Wherever you are, however you do “church” (even if it’s just gathering with a few friends for a devotion once a week), you are setting aside that time to pursue God. And the community with whom you do that is pretty important. That’s why we have the reminders in this passage.
There are two key points that Paul has for us in Romans 14.
- You then, why do you judge your brother? Or why do you look down on your brother? For we all stand before God’s judgment seat. (vs. 10)
It is not our job to point out the flaws in our Christian community (there are exceptions: Matthew 18:15-20, 1 Corinthians 5, Titus 1:10-16, James 5:19-20). Not in the community where we worship and not the larger community of believers. Each of us, in our own way, is broken. We are trying to make our way to a life that reflects the love of Christ. There will be mistakes along the way…but these mistakes are (mostly) between us and God…BUT…
- Let us therefore make every effort to do what leads to peace and to mutual edification. (vs. 19)
There are times when our actions aren’t going to build others up. Our actions will, instead, detract from their experience with God. If we are to build communities of love and peace, then we have to be considerate of those around us. In this specific text, Paul talks about eating habits. Today, the conversation may be focused on using foul language, drinking alcohol, or dressing a certain way. If you, as part of your small community, are not considering the spiritual walk of your brothers and sisters, then you are missing out on a key piece of being part of that community!

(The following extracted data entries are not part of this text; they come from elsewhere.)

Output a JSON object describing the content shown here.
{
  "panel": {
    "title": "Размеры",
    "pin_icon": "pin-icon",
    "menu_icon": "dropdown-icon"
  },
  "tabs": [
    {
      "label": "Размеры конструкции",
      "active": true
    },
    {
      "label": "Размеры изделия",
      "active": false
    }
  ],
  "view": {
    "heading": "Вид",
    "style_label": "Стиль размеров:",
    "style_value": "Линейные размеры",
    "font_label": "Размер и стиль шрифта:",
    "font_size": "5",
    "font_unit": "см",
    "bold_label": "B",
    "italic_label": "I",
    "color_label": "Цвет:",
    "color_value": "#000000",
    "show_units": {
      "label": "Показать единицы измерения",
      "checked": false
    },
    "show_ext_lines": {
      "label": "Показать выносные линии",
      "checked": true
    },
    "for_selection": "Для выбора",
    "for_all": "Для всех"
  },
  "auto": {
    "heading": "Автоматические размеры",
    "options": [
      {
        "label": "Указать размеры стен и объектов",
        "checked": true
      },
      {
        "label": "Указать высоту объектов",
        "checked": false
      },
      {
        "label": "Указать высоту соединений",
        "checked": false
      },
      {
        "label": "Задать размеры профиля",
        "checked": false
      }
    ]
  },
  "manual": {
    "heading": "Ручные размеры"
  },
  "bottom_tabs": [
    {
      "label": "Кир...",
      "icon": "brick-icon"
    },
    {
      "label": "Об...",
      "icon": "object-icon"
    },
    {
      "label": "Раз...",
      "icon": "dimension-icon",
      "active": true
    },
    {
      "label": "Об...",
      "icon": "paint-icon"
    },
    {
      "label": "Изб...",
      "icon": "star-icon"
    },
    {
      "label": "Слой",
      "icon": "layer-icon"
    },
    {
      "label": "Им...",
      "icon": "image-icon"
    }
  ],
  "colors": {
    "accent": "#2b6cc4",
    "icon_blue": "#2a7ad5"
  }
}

Consider what it looks like when you take your eyes off of your own needs and consider the spiritual needs of those around you. In his letter to the church at Ephesus, Paul says, “Therefore, each of you must put off falsehood and speak truthfully to his neighbor, for we are all members of one body…Do not let any unwholesome talk come out of your mouths, but only what is helpful for building others up according to their needs, that it may benefit those who listen…Be kind and compassionate to one another, forgiving each other, just as in Christ God forgave you” (Ephesians 4:25-32).
If you are struggling to find the balance between speaking the truth in love and following the example of mercy set out by Christ, I suggest seeking God’s will in prayer. There isn’t a checklist about when to confront someone about their sins…or which sins are “too distracting.” This is a matter for your heart and the heart of your community.